Ich möchte noch einmal in Erinnerung rufen, dass Sie vor zwei Jahren hier lautstark geschimpft haben, dass nicht 15.000 Stellen in der Verwaltung abgebaut würden. Wie leise sind Sie in den letzten Jahren geworden? Wie oft reden Sie jetzt in Einzelfällen darüber, wo es zu wenig ist? Das nennen Sie jetzt differenziert, Herr Witzel. Nur, das Differenzierte, was Sie jetzt alles verstärkt haben wollen, passt mit dem, was Sie vorher gerufen haben, als es um 15.000 weniger Stellen ging, überhaupt nicht zusammen.

(Beifall von der SPD und den GRÜNEN – Zu- ruf von Martin-Sebastian Abel [GRÜNE])

Insofern ist, glaube ich, alles zu diesem Thema gesagt. Es gilt, Stellen zu besetzen, dafür zu arbeiten. Es ist richtig, dass wir eine Menge Stellen geschaffen haben, dass wir dafür sorgen, nicht bloß die altersbedingten Abgänge aufzufangen, dass wir wissen, dass wir in einem Wettbewerb stehen, erst recht in wirtschaftlich guten Zeiten, mit Jobs außerhalb der öffentlichen Verwaltung.
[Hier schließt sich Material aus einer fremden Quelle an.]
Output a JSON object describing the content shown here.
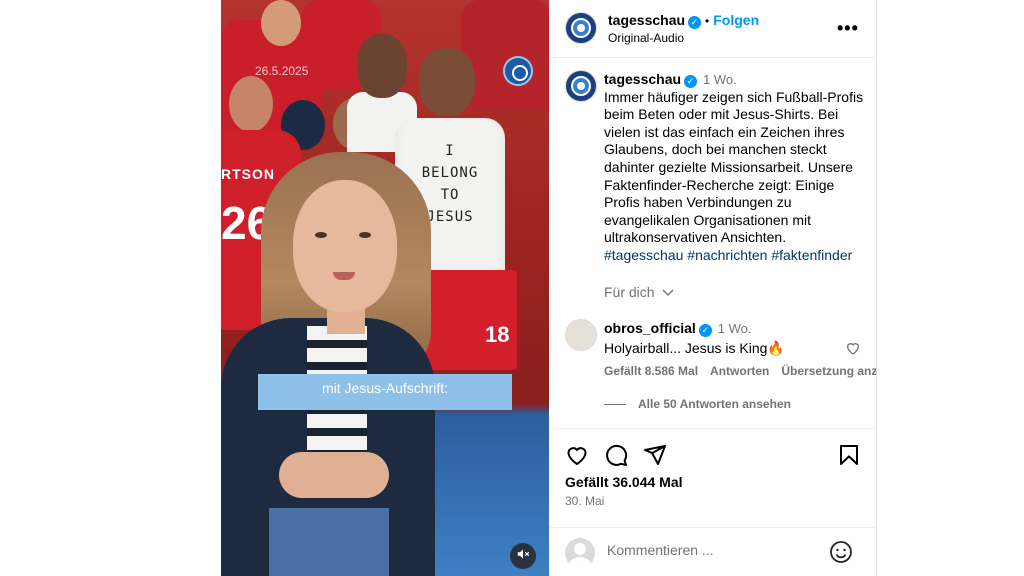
{
  "media": {
    "date_overlay": "26.5.2025",
    "tank_text": "I\nBELONG\nTO\nJESUS",
    "shirt_name": "RTSON",
    "shirt_number": "26",
    "shorts_number": "18",
    "subtitle": "mit Jesus-Aufschrift:",
    "icons": {
      "mute": "speaker-muted-icon"
    }
  },
  "header": {
    "username": "tagesschau",
    "separator": "•",
    "follow_label": "Folgen",
    "audio": "Original-Audio",
    "more_label": "•••"
  },
  "post": {
    "username": "tagesschau",
    "time": "1 Wo.",
    "caption": "Immer häufiger zeigen sich Fußball-Profis beim Beten oder mit Jesus-Shirts. Bei vielen ist das einfach ein Zeichen ihres Glaubens, doch bei manchen steckt dahinter gezielte Missionsarbeit. Unsere Faktenfinder-Recherche zeigt: Einige Profis haben Verbindungen zu evangelikalen Organisationen mit ultrakonservativen Ansichten.",
    "hashtags": "#tagesschau #nachrichten #faktenfinder",
    "fuer_dich": "Für dich"
  },
  "comment": {
    "username": "obros_official",
    "time": "1 Wo.",
    "text": "Holyairball... Jesus is King🔥",
    "likes": "Gefällt 8.586 Mal",
    "reply_label": "Antworten",
    "translation_label": "Übersetzung anzeigen",
    "view_replies": "Alle 50 Antworten ansehen"
  },
  "actions": {
    "likes": "Gefällt 36.044 Mal",
    "date": "30. Mai",
    "icons": [
      "heart-icon",
      "comment-icon",
      "share-icon",
      "bookmark-icon"
    ]
  },
  "comment_bar": {
    "placeholder": "Kommentieren ...",
    "emoji_icon": "emoji-icon"
  },
  "colors": {
    "link_blue": "#0095f6",
    "hashtag": "#00376b",
    "muted": "#737373",
    "verified": "#0095f6",
    "subtitle_bar": "#8ec0ea"
  }
}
Daran arbeiten wir. Sie werden sehen, wir werden auch noch weitere Schritte tun, mit denen wir die Attraktivität dieser Verwaltung stärken. – Vielen Dank.
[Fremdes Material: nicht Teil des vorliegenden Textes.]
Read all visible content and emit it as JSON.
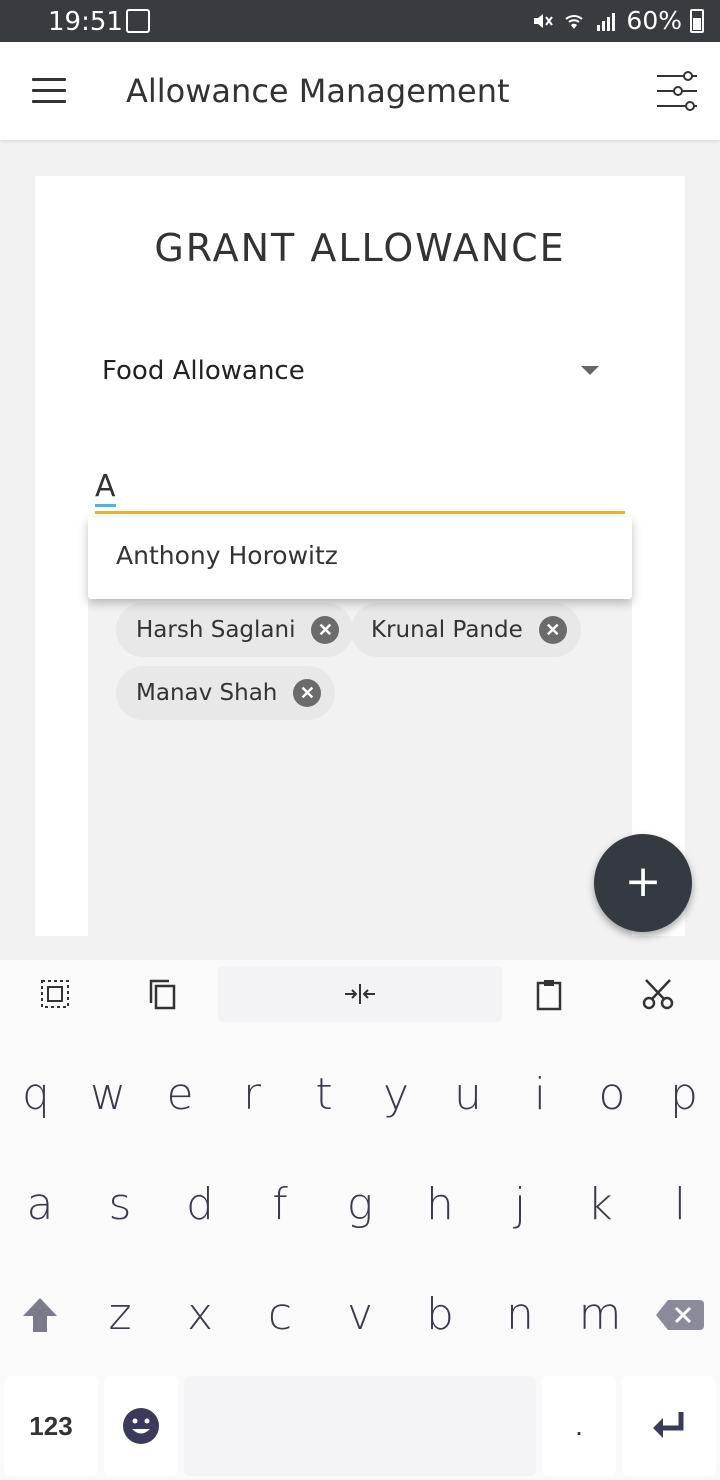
{
  "status_bar": {
    "time": "19:51",
    "battery": "60%",
    "icons": [
      "hand-icon",
      "mute-icon",
      "wifi-icon",
      "signal-icon",
      "battery-icon"
    ]
  },
  "app_bar": {
    "title": "Allowance Management",
    "icons": [
      "menu-icon",
      "filter-icon"
    ]
  },
  "card": {
    "title": "GRANT ALLOWANCE",
    "allowance_select": {
      "value": "Food Allowance"
    },
    "employee_input": {
      "value": "A"
    },
    "suggestions": [
      "Anthony Horowitz"
    ],
    "chips": [
      {
        "label": "Harsh Saglani"
      },
      {
        "label": "Krunal Pande"
      },
      {
        "label": "Manav Shah"
      }
    ]
  },
  "fab": {
    "label": "+"
  },
  "keyboard": {
    "toolbar": [
      "select-all-icon",
      "copy-icon",
      "cursor-icon",
      "paste-icon",
      "cut-icon"
    ],
    "rows": [
      [
        "q",
        "w",
        "e",
        "r",
        "t",
        "y",
        "u",
        "i",
        "o",
        "p"
      ],
      [
        "a",
        "s",
        "d",
        "f",
        "g",
        "h",
        "j",
        "k",
        "l"
      ],
      [
        "z",
        "x",
        "c",
        "v",
        "b",
        "n",
        "m"
      ]
    ],
    "numbers_key": "123",
    "period_key": "."
  },
  "colors": {
    "status_bar": "#383b40",
    "accent_underline": "#e6b43a",
    "cursor_underline": "#4db6e8",
    "fab": "#353940"
  }
}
(Beifall von der SPD und den GRÜNEN)

Vielen Dank, Herr Minister. – Seien Sie so nett, einen kleinen Augenblick am Pult zu bleiben. Der von Ihnen angesprochene Kollege Witzel hat sich zu einer Kurzintervention gemeldet und bekommt jetzt für 90 Sekunden das Wort. – Bitte, Herr Kollege.

Vielen Dank, Herr Präsident. Herr Finanzminister, Sie haben mich gerade angesprochen. Ihnen ist bekannt, dass wir mehrfach im Plenum gesagt haben: Wir gönnen jedem Beamten seine Beförderung, die er sich mit Leistung verdient hat.

Das, was wir kritisiert haben, ist, dass Sie offenbar so viel Zutrauen in die Richtigkeit der neuen Frauenquote haben, dass Sie, nachdem sie beschlossen war, zwei Tage später nach alten Recht entschieden haben, in einem stark abgekürzten Verfahren binnen drei Wochen anderthalbtausend Stellen besetzen zu müssen. Wenn Sie sich doch so auf das neue Dienstrecht gefreut haben, hätten Sie ja nur alles regulär laufen lassen müssen. Dann wäre das anders ausgegangen.

Sie haben in der letzten Woche eingeräumt, dass, wenn Sie es alleine zu entscheiden gehabt hätten, Sie nicht alles eins zu eins bei der Ausgestaltung von § 19 LBG so gemacht hätten, wie das mehrheitlich in der Regierung entschieden worden ist.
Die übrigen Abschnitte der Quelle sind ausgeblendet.